Perhaps we can knock a tier of organization out of the library source.
>> And my documentation for those two functions:
>> http://modulesjs.com/nightly/build/doc/glossary.html#require
> You write "returns or passes a Module object for the JavaScript file
> at a given module URL". That is confusing to me. For me, "returns" is
> what a function returns. "passes" is when I send to a function. Is the
> "or passes" part unnecessary? Would the following be more clear?
I should be more clear by breaking this doc up into two parts.

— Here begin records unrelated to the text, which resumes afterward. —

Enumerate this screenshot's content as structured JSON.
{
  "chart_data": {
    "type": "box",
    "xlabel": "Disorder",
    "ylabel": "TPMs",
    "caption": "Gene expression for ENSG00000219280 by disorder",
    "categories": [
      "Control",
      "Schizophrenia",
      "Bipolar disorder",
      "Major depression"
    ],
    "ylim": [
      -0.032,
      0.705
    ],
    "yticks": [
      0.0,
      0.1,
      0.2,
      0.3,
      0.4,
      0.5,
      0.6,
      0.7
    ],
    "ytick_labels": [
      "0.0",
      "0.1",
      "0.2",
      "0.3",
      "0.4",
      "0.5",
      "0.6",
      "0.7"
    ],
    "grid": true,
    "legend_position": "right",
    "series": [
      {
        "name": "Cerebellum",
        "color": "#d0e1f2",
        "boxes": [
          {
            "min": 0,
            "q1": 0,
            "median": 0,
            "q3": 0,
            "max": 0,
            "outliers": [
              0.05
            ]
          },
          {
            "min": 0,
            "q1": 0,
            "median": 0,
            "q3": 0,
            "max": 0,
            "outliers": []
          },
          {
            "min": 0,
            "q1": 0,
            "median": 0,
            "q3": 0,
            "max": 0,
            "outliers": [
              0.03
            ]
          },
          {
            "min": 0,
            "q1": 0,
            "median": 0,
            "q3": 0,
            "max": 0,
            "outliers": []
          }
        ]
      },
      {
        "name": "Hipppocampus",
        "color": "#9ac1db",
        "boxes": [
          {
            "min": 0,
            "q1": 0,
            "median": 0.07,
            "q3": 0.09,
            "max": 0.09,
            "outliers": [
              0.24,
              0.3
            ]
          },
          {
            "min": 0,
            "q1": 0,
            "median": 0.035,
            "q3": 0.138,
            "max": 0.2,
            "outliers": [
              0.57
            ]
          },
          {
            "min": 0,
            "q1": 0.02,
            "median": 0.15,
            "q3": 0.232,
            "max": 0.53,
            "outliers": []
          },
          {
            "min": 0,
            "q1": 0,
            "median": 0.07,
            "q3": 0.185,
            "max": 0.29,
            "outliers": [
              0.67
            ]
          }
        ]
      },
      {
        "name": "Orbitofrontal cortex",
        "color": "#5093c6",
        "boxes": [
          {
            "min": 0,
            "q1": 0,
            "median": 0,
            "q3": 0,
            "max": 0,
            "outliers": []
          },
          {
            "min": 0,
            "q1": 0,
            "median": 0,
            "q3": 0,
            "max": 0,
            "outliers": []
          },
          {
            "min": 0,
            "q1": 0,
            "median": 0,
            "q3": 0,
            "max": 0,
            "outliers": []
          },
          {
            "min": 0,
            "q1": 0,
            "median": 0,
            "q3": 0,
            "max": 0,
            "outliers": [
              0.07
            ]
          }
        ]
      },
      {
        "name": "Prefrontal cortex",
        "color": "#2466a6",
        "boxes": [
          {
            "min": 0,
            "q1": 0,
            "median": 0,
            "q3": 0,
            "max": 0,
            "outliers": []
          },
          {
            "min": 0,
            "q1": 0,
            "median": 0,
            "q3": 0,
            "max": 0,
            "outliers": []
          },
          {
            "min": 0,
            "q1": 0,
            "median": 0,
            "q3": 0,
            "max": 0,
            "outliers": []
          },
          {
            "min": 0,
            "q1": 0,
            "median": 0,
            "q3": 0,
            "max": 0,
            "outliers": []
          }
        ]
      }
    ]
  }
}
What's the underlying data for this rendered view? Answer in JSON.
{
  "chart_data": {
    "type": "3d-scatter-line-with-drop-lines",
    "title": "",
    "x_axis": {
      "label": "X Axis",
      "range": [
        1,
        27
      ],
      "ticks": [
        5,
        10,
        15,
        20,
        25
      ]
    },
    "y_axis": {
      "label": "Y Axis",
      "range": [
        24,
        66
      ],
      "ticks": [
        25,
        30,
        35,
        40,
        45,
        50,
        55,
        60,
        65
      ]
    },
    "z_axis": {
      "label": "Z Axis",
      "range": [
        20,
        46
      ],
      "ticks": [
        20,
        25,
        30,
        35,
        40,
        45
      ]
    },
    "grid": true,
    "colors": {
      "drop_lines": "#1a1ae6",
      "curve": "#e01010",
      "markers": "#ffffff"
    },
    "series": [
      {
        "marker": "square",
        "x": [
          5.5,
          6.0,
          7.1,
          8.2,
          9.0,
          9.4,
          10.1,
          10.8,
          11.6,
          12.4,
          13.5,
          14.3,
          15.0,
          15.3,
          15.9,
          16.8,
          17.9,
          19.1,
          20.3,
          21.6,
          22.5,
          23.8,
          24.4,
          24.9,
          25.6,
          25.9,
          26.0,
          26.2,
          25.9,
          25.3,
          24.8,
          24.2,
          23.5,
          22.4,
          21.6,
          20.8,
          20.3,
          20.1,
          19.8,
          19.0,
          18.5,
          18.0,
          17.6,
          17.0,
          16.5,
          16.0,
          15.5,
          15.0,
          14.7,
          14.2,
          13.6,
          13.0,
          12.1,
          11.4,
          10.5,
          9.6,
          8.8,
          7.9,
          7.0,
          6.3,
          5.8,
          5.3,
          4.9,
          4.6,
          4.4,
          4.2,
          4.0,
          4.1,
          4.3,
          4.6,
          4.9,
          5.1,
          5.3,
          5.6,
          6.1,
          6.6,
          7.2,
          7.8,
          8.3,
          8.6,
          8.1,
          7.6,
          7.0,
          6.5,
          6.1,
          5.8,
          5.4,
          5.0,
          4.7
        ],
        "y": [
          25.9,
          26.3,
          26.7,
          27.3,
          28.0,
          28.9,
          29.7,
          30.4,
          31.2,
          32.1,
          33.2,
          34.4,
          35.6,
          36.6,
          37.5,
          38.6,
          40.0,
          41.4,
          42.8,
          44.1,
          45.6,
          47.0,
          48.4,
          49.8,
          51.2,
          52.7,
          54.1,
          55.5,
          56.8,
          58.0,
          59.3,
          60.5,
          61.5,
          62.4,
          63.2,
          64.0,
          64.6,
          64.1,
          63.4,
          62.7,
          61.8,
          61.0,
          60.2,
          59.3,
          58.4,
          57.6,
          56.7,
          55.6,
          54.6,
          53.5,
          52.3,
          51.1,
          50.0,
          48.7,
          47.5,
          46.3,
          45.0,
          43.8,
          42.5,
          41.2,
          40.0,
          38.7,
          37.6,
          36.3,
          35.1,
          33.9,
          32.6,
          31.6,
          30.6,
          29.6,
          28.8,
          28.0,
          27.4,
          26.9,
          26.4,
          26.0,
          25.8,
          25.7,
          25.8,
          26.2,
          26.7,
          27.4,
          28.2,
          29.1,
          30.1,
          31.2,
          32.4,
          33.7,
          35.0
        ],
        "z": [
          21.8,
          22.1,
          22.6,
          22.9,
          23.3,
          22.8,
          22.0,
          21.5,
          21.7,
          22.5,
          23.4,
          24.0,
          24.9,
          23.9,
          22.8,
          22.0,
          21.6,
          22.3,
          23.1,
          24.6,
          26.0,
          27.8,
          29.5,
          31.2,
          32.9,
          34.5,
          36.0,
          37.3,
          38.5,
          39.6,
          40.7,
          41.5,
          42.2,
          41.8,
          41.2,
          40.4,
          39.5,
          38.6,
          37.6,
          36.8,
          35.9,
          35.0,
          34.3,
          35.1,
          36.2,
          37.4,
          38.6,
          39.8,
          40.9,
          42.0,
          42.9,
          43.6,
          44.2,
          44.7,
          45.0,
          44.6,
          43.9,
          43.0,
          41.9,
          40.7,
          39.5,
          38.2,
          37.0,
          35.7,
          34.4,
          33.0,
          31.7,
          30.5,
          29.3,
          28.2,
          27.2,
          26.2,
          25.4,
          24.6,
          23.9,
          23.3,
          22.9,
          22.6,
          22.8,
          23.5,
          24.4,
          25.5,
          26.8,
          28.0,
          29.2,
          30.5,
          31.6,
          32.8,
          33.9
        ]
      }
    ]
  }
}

"require" supports "optional continuation passing". That is to say,
that when you call require like this:
var http = require('http.js');
It "blocks" (makes a synchronous call) and returns the HTTP module
object when it's ready. If you call require like this:
require('http.js', function (http) {
});
It's an asynchronous form where require passes what would be retuned
as an argument to a continuation. I'll have to rewrite that
particular bit of documentation to be more lucid. This is a pattern
in Chiron. http.request and its friends all support the same notion
of optional continuation passing. I even have a continuation passing
style decorator so that any function can support CPS, including error
passing.
> Your require is not like the Ruby, Perl or xjs require which just
> evaluate code in the global scope. I think your require could more
> descriptively be called "getModuleObject" if that name was not so
> long.
Ruby, Perl, Python, and PHP all have more complicated scope
arrangements than JavaScript or C. I agree that Chiron "require" is
not the same as these languages, but all of those languages do
distinguish global and package or module scope. However, to a casual
observer, there might appear to be the same. JavaScript does not
natively support a module scope. In C, you have a "module scope" by
virtue of the "static" keyword used in "global scope" that reduces the
scope of a term to a single file after the preprocessor has merged in
all your headers. Perl has package scope, which is just a better way
to organize global scope explicitly. Ruby and Python both have module
scope, wherein the variables of a file are part of a corresponding
module object. The "require" function (and "import" directive in
Python) operate by copying names from the other module into the
current module (or in the case of import *, adding the other module to
the current module's scope chain), not by evaluating the other module
in the same scope as your file. Again, I decided to call this
"include". I'm yet to think of a better couple of names. I did
consider "getModule" for "require", but it's just too kludgy for such
a common function call. "import" is a reserved keyword. "use", via
Perl parlance, is available. I could use "require" instead of
"include" if we can agree on a better name than "getModule" for my
current "require".
> I think exploration of the client-server code sharing is most
> important. How code is distributed to developers and where it is
> located on the server. How it is built or required bit-by-bit by the
> client. What code can be shared and what cannot.
I don't think we should separate the module name spaces for client and
server modules because this would reduce reusability in the long run.
I think it would be acceptable to use comment directives like
/*server-only*/ and /*client-only*/ to distinguish how a client and a
server build of the library would be pared.